1. Prompt Engineering Bias
The authors simulate low-, medium-, and high-skill student prompts for ChatGPT, but they were crafted by instructors rather than actual students.
How do the authors justify the ecological validity of these prompts, given that real students might express intent, misunderstanding, or urgency in ways that instructors can’t authentically replicate? Could this have biased the AI-generated output toward more “instructor-like” phrasing and structure?
2. Sample Size Limitations
The study relies on a relatively small sample of 36 code submissions (9 ChatGPT + 27 students), limiting statistical power.
Do the authors believe that the Kruskal–Wallis test is appropriate for such a limited dataset with high inter-assignment variability? Were any power calculations or confidence intervals reported to ensure robustness of findings?
3. Assignment Complexity Bias
HW2 (the stop sign task) is visually evaluated based on graphical correctness (a domain where ChatGPT currently underperforms).
Does this unfairly disadvantage ChatGPT compared to textual or logic-based tasks? Could the choice of assignments inadvertently amplify performance differences between students and AI?
4.Confounding Effect of Code Sanitization
Code submissions were stripped of notebook-specific elements and author identifiers.
Could the sanitization process have unintentionally erased subtle markers of authenticity, such as formatting habits, comment style, or IDE-specific syntax quirks that graders might normally use to detect AI authorship?
5. Reliability of AI Detectors
The OpenAI text classifier was used, despite known limitations and a low success rate on short code snippets.
Why did the study rely on this detector, and why weren’t alternative tools (e.g., GPTZero, CodeCarbon, or stylometry-based classifiers) included to cross-validate results?
6.Grader Expectation Bias
Graders were told there were three AI submissions per assignment.

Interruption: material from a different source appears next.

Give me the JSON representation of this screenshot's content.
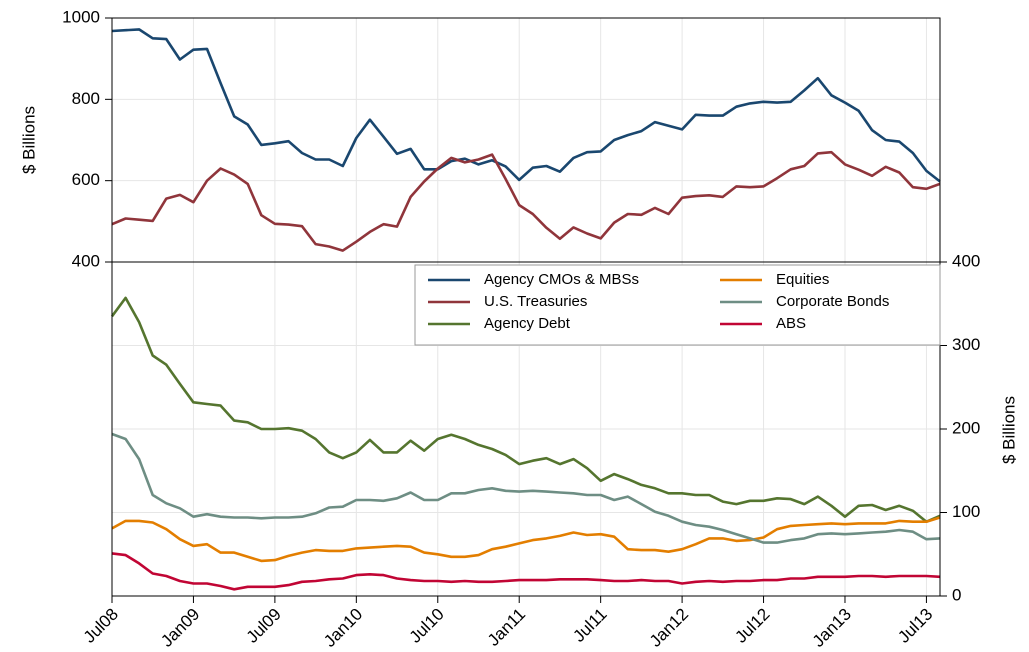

How might this prior knowledge have influenced their identification strategy (i.e., motivated reasoning)? Would blind grading with no fixed AI quota yield different detection rates?
7. Overgeneralization of Results
The conclusion that “ChatGPT performs like a mid-level student” is based on only three assignments from one Python course.
Can this conclusion be generalized to other courses, languages (e.g., Java), or even more diverse and open-ended programming challenges like algorithms or database queries?
8. Skill vs. Effort Confounding
The study assumes student skill levels are reflected solely by code quality.
Could effort level (time spent, code iterations, peer feedback) or motivational factors have played a larger role in distinguishing student vs. AI work, and how were those controlled?
9. Implicit Value Judgments on AI Use
The authors suggest students using ChatGPT lack understanding.
Should using ChatGPT necessarily imply academic dishonesty, or could it reflect modern tool-assisted learning methods that deserve reevaluation within course design?
10. Instructor-Driven Detection Practices
The authors recommend stylistic constraints (e.g., comment style, variable naming) to catch AI use.
Could this push students into superficial compliance rather than deeper learning, and does it risk penalizing those who genuinely struggle but adhere to these “telltale” AI styles?